To provide an insight into how traumatic injuries to teeth may be prevented.
After studying the chapter readers should appreciate the ways in which they can help to reduce the incidence of traumatic injuries to teeth.
Broadly speaking, approaches to unintentional injury prevention can be divided into:
education (provision of information and training)
environmental change (modification of products/environment, or use of additional safety devices)
enforcement (usually through regulation or legislation).
The prevention of dental injuries may be primary, secondary or tertiary.
Primary prevention is the prevention of circumstances that lead to injury.
Secondary prevention is the prevention or reduction of injury severity in incidents that do happen.
Tertiary prevention is the optimal treatment and rehabilitation of the injured person to minimise the impact of the injury.
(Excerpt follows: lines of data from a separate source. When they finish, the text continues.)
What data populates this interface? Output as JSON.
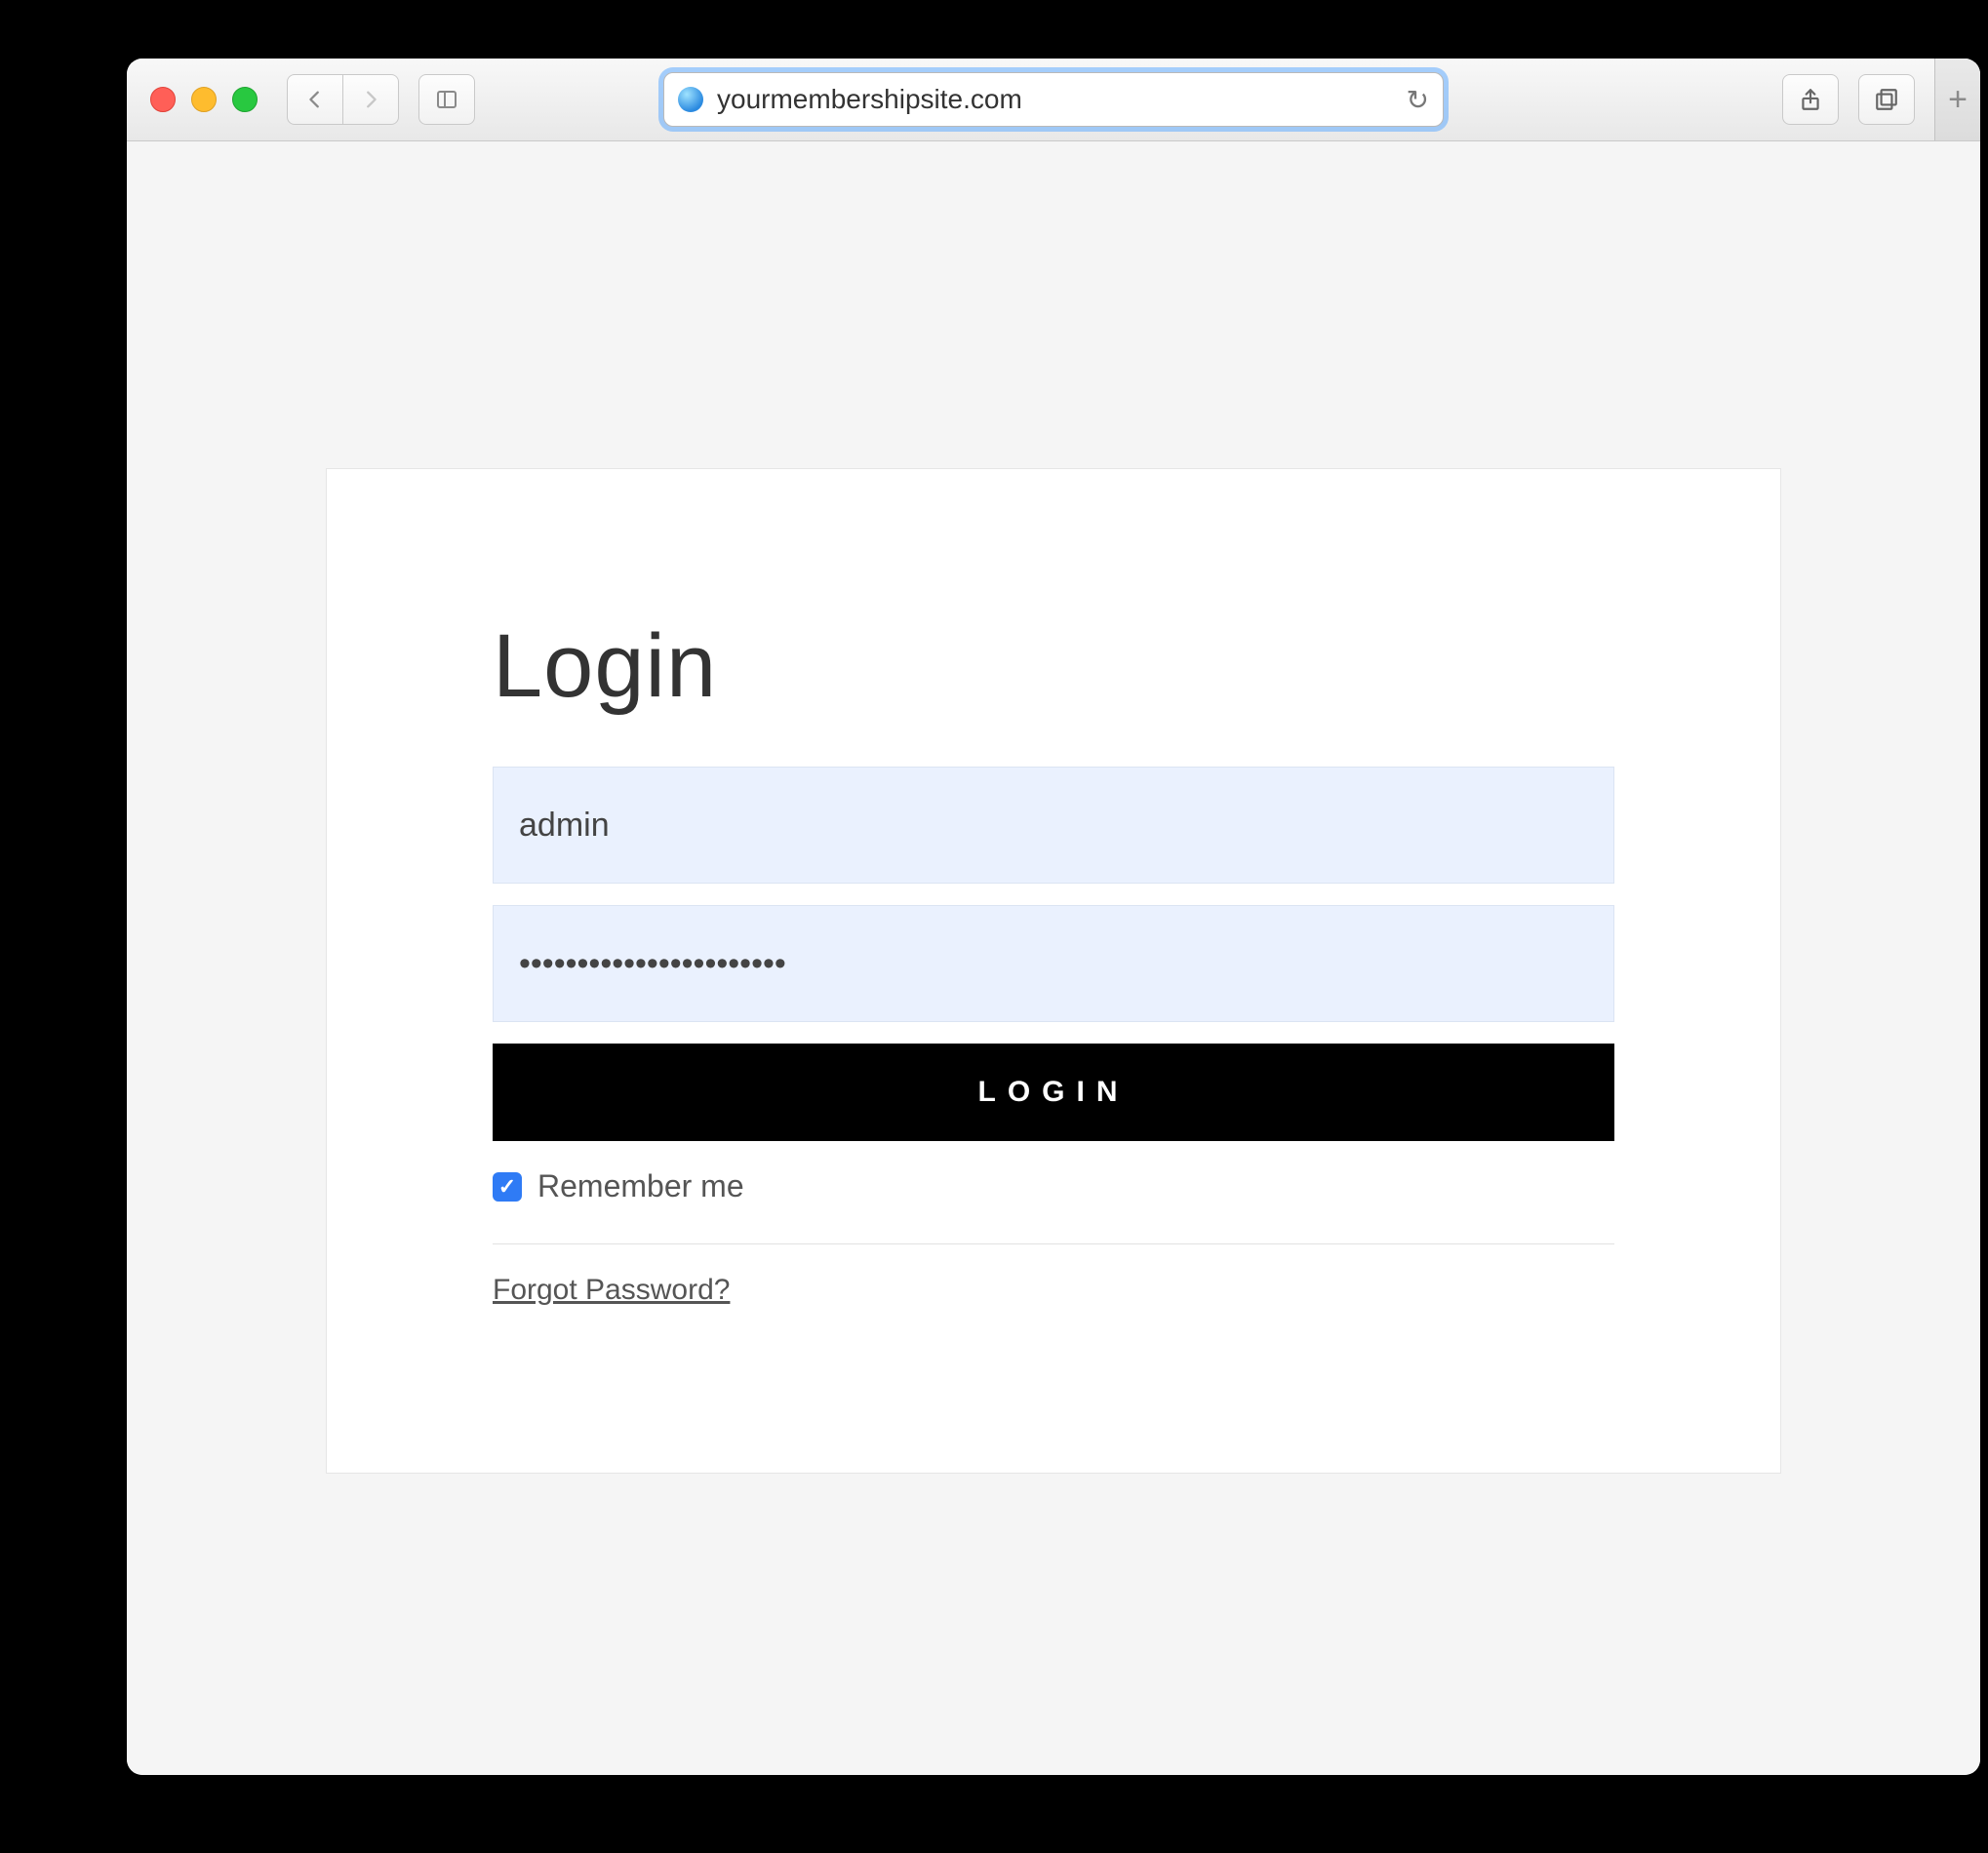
{
  "browser": {
    "address": "yourmembershipsite.com"
  },
  "login": {
    "title": "Login",
    "username_value": "admin",
    "password_value": "•••••••••••••••••••••••",
    "button_label": "LOGIN",
    "remember_label": "Remember me",
    "remember_checked": true,
    "forgot_label": "Forgot Password?"
  }
}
The most common cause of tooth injury in children is falling onto a hard surface. Most countries have legislation that places the responsibility on any organisation that purchases play equipment to ensure that the equipment conforms to internationally accepted safety standards, and an impact-absorbing surface is provided under items from which children are most likely to fall (Fig 2-1). Studies of accidents to children in playgrounds have shown that the majority of the more serious cases were head injuries caused by striking hard ground. The resilient or compliant elastomeric composition of impact-absorbing surfaces is expensive. A cheaper alternative is tree bark chippings, but these have the disadvantage of needing daily raking to remove, for example, broken glass and animal faeces. Nevertheless, supervision of small children at play (parental or professional) is very important, and probably the most effective way of preventing serious injury.
Dentists can play an active part in the provision of appropriate playgrounds by lobbying their local councillors and playing an active part in the surveillance of all play areas for children.
In the UK, there is evidence that the incidence of accidental damage to permanent incisors significantly increases with overjets greater than 9 mm (Fig 2-2). However, the exact relationship between overjet size and the concomitant risk of trauma remains unclear. A recent systematic review has shown that overjets of >3 mm may pose a significant risk for dental trauma, and there is support for including such a measurement in an orthodontic treatment index (Nyugen et al, 1999). The roles of some confounders (lip posture, sports participation, tendency for accidents) remain to be elucidated. Overjet may actually play less of a role as a risk factor in boys, probably because the nature of their activities overrides any effect of overjet.
Orthodontic treatment in the early mixed dentition is classically carried out in uncrowded arches using functional appliances or extraoral traction. Both treatments work best during active growth and may have a favourable influence on growth in some cases. An early start to treatment does not always mean an early finish, and treatments can be prolonged. If treatment is undertaken in crowded arches, then it is inevitably longer and involves two stages:
Primary canine extraction and overjet reduction.
Relief of crowding in the permanent dentition by extraction followed by arch realignment with fixed orthodontic appliances.
While it may be feasible to correct incisor relationship in the early mixed dentition, a number of problems may arise. Treatment should not be attempted unless there are strong indications for doing so, and certainly not without a precise orthodontic diagnosis and treatment plan (Richardson, 1989).